Lo sviluppo dei marchi di tutela nell'evento di Villa Spinola
Sviluppo dei marchi di tutela di prodotti agroalimentari che identifichino un preciso territorio, promozione, sostegno anche degli istituti di credito locali: è la "formula" su cui si è insistito nel corso dell'evento (particolarmente partecipato) "Peschicoltura - Il fondamento del nostro territorio" che si è svolto a Villa Spinola di Bussolengo.
Produzione, distribuzione e istituzioni si sono incontrati per un momento di condivisione e di progettazione, presente il fiore dell'eccellenza veneta con i suoi marchi di origine più prestigiosi: dalla pesca al radicchio di Verona, dal prosciutto veneto al Monte veronese, ai vini Bardolino e Custoza, all'olio...
«Veniamo da anni difficili. Ma ora la decadenza è stata bloccata e stiamo organizzando la ripartenza», ha sottolineato Leonardo Odorizzi, presidente del Consorzio Pesca di Verona Igp, organizzatore dell'evento. «Molti produttori stanno tornando a impiantare pescheti perchè riconoscono la validità di un progetto di qualità che porta valore.
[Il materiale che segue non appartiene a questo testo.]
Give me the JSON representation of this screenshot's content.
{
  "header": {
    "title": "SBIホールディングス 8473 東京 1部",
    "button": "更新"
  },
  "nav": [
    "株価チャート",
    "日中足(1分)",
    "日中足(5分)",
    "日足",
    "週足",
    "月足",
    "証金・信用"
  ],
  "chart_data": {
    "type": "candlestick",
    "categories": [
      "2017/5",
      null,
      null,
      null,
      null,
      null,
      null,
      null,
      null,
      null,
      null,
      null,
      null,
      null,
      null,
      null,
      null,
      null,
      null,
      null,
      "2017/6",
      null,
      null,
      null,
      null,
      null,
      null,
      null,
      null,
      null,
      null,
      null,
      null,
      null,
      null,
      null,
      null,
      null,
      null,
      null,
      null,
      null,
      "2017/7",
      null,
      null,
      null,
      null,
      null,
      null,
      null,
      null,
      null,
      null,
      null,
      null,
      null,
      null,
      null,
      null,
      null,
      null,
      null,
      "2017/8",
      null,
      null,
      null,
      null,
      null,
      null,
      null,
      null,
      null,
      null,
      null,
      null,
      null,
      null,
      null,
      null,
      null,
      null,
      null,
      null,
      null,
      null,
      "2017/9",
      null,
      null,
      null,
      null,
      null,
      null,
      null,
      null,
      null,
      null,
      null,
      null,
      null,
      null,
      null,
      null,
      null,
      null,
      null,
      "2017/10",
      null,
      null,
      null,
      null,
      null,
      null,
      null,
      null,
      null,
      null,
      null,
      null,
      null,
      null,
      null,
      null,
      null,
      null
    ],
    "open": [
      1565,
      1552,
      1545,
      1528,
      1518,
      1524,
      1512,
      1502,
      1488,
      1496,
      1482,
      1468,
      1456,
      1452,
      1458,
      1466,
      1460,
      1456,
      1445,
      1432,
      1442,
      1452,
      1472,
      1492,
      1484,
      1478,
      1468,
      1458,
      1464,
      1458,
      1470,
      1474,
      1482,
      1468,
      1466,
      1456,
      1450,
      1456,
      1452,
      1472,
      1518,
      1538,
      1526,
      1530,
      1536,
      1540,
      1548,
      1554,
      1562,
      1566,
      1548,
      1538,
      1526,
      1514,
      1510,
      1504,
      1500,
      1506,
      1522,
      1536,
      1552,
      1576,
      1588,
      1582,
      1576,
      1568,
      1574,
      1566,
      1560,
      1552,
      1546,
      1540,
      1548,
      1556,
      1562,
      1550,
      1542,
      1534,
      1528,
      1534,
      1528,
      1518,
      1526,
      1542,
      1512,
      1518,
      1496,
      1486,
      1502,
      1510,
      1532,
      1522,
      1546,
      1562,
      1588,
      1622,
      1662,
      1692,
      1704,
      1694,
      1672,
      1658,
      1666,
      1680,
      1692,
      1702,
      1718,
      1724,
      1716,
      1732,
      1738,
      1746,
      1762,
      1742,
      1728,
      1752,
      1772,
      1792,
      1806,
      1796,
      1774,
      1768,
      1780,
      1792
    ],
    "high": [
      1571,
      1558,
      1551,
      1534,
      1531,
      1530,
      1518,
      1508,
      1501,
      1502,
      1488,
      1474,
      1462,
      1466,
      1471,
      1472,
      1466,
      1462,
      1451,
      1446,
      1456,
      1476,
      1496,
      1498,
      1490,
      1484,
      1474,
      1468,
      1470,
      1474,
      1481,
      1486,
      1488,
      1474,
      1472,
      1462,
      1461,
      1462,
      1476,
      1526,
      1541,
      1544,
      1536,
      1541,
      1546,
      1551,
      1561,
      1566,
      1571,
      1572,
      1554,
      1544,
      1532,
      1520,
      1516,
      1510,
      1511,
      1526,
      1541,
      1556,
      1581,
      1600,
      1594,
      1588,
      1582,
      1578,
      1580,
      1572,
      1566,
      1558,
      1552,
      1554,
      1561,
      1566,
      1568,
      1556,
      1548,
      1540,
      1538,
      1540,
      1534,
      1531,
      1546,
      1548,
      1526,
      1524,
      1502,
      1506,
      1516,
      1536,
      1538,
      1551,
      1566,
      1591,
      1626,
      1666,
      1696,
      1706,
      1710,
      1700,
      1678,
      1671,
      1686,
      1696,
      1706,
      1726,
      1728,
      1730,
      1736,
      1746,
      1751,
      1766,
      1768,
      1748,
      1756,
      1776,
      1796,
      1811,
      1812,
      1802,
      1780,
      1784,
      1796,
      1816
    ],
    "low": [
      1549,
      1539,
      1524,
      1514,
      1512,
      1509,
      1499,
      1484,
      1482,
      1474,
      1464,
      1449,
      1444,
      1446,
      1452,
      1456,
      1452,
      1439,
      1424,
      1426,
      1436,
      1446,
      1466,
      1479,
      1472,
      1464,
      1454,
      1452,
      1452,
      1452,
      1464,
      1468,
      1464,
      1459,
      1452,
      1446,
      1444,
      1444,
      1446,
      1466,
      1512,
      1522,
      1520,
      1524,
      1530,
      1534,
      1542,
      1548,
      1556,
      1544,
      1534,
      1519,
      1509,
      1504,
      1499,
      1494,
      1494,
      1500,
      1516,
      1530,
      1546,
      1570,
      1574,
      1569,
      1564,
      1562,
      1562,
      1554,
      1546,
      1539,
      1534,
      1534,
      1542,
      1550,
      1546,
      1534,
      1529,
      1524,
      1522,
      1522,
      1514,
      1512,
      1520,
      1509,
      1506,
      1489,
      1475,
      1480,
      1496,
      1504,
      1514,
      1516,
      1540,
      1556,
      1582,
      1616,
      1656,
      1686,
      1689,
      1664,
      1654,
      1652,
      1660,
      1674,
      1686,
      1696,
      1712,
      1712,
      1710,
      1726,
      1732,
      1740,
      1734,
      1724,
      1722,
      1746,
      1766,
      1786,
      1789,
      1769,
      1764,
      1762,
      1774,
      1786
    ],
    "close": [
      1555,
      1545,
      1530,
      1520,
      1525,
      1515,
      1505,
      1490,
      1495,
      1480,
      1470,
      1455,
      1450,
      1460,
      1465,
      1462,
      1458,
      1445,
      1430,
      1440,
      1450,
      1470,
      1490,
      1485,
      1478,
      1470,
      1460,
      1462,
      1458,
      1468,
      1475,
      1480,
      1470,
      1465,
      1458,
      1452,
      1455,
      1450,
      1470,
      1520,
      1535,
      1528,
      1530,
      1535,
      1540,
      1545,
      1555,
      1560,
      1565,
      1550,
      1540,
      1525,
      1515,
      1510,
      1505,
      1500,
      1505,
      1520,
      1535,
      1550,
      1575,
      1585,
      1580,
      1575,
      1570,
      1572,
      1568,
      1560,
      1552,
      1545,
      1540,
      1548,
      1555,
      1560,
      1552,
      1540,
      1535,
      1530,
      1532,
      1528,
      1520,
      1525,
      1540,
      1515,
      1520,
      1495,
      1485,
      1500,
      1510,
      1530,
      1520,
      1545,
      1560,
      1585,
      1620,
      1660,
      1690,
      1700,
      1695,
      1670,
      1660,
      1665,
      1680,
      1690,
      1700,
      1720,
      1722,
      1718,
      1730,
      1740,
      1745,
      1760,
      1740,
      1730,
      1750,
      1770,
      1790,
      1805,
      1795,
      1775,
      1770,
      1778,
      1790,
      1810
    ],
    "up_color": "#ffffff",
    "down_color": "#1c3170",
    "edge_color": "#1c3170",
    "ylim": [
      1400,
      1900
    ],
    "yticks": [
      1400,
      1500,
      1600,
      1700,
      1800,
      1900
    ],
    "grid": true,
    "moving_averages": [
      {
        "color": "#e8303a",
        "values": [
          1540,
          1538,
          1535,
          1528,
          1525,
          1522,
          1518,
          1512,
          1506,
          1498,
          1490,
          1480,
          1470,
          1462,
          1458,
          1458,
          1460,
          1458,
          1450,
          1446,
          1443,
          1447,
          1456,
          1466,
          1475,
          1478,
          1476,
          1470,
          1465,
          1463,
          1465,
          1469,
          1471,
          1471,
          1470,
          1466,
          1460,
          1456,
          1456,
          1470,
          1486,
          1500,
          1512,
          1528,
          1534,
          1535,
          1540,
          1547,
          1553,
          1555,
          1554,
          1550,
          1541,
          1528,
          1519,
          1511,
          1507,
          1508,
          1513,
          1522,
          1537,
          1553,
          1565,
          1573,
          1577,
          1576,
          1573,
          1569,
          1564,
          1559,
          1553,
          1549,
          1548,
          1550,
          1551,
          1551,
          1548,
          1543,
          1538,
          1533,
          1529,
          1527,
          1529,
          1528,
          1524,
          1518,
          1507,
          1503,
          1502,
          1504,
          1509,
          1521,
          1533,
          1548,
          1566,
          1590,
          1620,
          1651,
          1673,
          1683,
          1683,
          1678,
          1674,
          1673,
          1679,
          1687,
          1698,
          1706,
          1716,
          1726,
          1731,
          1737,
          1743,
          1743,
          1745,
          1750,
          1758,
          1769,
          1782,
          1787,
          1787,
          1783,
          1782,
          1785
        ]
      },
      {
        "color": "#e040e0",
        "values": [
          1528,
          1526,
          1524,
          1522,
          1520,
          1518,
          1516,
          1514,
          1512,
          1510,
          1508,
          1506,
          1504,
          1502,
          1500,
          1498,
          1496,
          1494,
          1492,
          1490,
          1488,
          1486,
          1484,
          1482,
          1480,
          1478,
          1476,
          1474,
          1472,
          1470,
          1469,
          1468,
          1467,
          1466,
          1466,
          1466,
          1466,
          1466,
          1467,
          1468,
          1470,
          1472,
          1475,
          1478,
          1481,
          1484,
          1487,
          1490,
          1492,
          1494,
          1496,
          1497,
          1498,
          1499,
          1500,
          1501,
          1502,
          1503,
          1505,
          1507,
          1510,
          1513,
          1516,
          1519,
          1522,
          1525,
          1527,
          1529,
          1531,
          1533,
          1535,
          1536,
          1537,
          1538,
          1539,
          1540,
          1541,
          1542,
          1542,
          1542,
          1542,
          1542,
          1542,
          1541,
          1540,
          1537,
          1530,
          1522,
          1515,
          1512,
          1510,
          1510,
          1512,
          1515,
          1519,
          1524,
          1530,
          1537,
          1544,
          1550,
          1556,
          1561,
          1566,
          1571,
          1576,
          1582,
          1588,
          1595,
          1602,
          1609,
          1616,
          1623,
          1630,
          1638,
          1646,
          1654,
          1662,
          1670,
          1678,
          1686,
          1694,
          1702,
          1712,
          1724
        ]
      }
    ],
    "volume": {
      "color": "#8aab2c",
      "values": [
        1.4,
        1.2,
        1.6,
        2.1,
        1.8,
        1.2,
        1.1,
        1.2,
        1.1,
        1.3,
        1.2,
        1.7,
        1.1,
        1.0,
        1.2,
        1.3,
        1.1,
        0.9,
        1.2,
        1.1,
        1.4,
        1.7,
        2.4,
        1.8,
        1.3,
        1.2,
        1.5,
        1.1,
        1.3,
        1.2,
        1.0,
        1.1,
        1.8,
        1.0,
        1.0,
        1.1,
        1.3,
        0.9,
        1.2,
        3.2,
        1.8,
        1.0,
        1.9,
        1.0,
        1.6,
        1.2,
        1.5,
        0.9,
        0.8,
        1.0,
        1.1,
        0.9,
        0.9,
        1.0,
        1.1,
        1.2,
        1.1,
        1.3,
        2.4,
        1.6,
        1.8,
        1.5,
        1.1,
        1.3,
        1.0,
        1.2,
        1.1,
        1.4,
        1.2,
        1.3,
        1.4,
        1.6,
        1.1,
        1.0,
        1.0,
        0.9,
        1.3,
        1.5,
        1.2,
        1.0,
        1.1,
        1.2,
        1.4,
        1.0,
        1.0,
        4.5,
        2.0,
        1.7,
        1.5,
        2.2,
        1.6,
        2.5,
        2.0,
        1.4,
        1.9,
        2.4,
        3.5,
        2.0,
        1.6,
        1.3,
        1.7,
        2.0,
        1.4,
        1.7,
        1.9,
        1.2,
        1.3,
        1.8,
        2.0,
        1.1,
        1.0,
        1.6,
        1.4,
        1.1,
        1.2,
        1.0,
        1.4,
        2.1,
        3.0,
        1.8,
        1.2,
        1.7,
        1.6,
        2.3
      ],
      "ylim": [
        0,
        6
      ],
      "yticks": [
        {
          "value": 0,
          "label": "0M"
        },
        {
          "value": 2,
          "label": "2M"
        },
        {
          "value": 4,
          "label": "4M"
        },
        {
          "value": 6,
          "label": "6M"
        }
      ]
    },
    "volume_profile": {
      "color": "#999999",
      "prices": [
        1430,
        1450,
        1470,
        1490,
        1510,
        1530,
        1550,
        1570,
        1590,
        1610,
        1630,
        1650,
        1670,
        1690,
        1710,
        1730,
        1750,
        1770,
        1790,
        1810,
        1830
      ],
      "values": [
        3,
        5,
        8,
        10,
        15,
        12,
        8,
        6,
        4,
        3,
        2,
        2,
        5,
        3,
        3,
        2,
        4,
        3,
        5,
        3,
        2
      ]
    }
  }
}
Ma a beneficiarne sono anche i consumatori, che nei marchi trovano garanzia di freschezza e salubrità dei prodotti».
«E' sempre più necessario fare rete e fornire il maggior numero di servizi qualificati al mondo dell'agricoltura», ha aggiunto Gianluca Fugolo, presidente della Fondazione prodotti agricoli di Bussolengo e Pescantina, co-organizzatrice dell'incontro.
L'evento è stato organizzato in collaborazione con il Comune di Bussolengo e la Bcc Valpolicella Benaco Banca.
«Appuntamenti come questo dimostrano che quando le istituzioni dialogano con le imprese e i consorzi, si generano sinergie virtuose. La filiera della Pesca Igp è un patrimonio da proteggere e promuovere, anche attraverso percorsi di formazione, promozione e valorizzazione turistica del territorio. L’agricoltura non è solo produzione: è presidio del paesaggio, custodia di tradizioni e leva strategica per il futuro economico delle nostre comunità», ha concluso il vice sindaco di Bussolengo Massimo Girelli.